ABSTRACT
Background
Head and neck cancer patients often present with locally advanced disease. For some patients, palliative treatment schedules focused on symptom control are often preferred. Perhaps the most widely used of these is the so‐called Quad Shot (QS) regimen.
Methods
We evaluated 51 patients with head and neck squamous cell carcinomas treated with QS at University Medical Centre Mainz between 2017 and 2024 for response, survival, and toxicity.
Results
Median overall survival was 5.9 (95% CI: 4.3–10.5) months. Thirty‐nine patients could be evaluated for response; out of these, 16 patients had an objective response, and 21 patients had stable disease. Only two cases of toxicity Grade 3 or higher were observed and are most likely attributable to other reasons.
Conclusion
QS was well tolerated and showed a meaningful response in most patients. Using real‐world data from a highly palliative patient cohort, we discuss several considerations for QS prescription.

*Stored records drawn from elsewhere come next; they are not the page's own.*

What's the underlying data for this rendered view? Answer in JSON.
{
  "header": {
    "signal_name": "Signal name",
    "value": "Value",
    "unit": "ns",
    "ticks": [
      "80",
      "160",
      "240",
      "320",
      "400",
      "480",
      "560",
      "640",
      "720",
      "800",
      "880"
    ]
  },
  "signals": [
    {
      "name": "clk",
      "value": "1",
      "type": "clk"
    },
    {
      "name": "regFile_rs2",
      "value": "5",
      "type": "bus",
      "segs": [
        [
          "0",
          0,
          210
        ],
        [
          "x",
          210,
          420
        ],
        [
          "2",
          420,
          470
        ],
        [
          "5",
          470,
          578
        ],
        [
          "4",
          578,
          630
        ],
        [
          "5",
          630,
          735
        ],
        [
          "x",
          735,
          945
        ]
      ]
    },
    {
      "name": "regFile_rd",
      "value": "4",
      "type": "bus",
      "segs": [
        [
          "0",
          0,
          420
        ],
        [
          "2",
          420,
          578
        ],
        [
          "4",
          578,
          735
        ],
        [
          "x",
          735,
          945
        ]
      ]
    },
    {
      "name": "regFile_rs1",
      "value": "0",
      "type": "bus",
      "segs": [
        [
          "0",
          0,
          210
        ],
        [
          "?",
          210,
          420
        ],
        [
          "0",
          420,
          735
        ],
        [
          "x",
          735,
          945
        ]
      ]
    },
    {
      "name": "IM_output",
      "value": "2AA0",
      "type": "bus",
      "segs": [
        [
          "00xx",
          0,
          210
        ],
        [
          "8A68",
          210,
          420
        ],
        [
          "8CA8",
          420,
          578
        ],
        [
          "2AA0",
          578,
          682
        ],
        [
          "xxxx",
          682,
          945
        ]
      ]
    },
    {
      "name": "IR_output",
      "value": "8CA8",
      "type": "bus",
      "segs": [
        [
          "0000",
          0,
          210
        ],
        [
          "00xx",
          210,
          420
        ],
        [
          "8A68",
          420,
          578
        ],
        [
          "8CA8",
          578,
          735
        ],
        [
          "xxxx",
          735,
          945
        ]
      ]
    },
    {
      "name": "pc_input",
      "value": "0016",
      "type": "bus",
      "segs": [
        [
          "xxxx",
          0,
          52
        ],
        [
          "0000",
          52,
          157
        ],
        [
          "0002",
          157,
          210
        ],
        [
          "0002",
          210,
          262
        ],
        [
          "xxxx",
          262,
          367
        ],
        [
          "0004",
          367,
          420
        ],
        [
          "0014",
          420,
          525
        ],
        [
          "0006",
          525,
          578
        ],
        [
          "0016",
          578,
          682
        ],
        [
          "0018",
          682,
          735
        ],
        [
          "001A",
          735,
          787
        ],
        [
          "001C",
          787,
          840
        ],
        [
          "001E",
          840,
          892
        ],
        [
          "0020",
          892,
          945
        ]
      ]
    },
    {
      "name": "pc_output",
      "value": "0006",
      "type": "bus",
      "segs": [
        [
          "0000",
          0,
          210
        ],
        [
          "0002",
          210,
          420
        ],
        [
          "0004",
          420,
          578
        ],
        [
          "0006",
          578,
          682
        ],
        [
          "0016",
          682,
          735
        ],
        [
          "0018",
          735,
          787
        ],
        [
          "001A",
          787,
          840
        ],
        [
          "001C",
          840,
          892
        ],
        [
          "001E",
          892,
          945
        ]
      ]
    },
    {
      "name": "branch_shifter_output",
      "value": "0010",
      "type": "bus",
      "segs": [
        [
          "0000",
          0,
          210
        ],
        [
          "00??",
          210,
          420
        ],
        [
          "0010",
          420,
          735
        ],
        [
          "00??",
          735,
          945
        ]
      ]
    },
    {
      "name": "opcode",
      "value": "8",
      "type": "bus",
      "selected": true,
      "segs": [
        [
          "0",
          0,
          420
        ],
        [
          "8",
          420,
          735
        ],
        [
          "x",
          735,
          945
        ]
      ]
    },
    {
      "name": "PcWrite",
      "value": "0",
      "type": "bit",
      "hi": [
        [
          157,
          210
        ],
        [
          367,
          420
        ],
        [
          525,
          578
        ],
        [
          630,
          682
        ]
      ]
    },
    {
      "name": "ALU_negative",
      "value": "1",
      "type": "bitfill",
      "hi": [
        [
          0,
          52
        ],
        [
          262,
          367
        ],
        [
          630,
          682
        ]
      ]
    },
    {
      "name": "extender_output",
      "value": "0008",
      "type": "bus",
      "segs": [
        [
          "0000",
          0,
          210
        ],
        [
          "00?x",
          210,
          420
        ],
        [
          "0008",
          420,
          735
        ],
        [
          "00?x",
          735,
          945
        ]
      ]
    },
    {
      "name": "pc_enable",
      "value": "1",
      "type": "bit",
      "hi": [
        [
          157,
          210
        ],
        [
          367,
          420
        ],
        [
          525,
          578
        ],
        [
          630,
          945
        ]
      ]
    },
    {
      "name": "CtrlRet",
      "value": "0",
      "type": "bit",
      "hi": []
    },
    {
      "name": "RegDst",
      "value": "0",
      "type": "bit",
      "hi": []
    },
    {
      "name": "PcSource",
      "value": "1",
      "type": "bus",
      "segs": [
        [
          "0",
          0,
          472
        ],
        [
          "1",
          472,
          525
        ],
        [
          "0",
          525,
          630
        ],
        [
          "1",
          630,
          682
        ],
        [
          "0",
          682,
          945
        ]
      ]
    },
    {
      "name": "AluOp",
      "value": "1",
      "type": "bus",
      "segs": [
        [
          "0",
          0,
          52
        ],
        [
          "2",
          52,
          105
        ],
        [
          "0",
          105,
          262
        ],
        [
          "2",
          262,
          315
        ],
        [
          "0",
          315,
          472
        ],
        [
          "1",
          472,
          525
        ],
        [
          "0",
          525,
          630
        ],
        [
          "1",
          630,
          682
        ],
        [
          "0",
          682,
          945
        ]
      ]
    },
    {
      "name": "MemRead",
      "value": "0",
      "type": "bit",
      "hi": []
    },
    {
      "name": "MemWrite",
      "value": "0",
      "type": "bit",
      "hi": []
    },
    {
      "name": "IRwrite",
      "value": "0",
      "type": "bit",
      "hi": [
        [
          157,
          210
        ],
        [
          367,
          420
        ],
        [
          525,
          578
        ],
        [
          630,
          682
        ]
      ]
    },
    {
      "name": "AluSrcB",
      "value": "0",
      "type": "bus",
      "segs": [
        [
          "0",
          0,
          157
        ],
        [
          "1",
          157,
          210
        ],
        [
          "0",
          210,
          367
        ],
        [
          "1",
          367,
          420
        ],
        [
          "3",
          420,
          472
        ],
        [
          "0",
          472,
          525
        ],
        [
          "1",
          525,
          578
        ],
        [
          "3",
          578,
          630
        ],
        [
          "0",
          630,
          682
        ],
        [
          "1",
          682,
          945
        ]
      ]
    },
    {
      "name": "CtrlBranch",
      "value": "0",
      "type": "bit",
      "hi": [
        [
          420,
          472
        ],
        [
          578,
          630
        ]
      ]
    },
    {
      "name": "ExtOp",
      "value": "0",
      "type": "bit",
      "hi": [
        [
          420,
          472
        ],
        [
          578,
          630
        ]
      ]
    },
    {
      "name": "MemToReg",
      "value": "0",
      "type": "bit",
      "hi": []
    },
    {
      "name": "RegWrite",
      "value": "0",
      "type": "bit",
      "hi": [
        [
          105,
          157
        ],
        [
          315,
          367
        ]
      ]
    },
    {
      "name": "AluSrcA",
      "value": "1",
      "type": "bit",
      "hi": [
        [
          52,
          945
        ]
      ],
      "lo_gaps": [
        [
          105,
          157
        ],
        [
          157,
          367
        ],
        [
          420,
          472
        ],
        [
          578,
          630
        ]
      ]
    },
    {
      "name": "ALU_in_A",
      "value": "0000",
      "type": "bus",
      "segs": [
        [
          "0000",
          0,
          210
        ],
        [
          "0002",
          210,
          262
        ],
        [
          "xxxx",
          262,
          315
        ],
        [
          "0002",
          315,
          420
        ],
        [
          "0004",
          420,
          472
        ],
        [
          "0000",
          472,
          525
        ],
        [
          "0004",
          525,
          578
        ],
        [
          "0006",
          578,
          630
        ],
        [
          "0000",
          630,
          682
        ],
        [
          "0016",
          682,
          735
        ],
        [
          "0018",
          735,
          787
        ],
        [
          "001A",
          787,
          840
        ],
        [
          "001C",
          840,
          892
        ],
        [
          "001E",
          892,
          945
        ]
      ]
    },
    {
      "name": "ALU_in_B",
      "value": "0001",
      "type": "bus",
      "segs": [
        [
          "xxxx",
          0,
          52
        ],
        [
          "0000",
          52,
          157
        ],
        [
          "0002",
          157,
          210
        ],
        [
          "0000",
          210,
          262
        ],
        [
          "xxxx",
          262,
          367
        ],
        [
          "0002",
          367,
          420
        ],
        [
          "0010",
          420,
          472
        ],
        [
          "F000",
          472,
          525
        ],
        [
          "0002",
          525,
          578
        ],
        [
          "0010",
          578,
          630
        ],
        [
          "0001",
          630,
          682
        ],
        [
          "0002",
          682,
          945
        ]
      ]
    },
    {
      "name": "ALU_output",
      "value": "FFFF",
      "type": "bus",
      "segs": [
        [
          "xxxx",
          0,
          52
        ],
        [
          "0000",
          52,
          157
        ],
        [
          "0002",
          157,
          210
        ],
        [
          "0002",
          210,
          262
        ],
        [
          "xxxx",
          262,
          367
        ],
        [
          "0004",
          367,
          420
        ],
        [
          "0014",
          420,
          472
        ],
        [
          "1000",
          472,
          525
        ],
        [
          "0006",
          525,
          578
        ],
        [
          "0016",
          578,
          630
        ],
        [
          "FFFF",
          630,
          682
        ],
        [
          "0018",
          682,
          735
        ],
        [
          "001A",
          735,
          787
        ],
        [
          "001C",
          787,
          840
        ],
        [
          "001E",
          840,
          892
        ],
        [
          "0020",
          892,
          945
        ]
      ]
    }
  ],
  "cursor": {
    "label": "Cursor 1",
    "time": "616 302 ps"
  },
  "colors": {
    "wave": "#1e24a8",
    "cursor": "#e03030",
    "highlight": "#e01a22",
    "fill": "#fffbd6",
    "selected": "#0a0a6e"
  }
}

Keywords: accelerated radiotherapy, head and neck squamous cell carcinoma, hypofractionation, palliative care, symptom control
1. Background
Head and neck squamous cell carcinoma (HNSCC) is one of the most common malignancies worldwide [1]. Due to underlying risk factors and associated comorbidities, patients often present with locally advanced disease, which would only be curable using treatments associated with significant morbidity [2, 3]. Some patients are not amenable to radical treatment with curative intent due to several reasons, such as poor performance status, age, or severe comorbidities. In other patients, tumors might have metastasized or present too advanced to undergo surgery or radiotherapy without substantial risk of severe complications [4].
For these patients, palliative treatment regimens focused on local and symptomatic control are preferred [5, 6]. Such regimens aim to keep adverse treatment effects to a minimum while hoping to achieve durable relief of symptoms. The so‐called “Quad Shot” (QS) regimen is perhaps the most well‐known palliative treatment regimen for this situation.
QS is a cyclical hypofractionated radiotherapy regimen consisting of twice‐daily radiation with 3.5 Gy on two consecutive days for a total of 14 Gy repeated every 4 weeks for up to three cycles and a maximum dose of 42 Gy [7, 8]. Several other treatment strategies such as the “0‐7‐21” regimen or the “Christie scheme” can also be used in this scenario [9, 10, 11, 12, 13, 14].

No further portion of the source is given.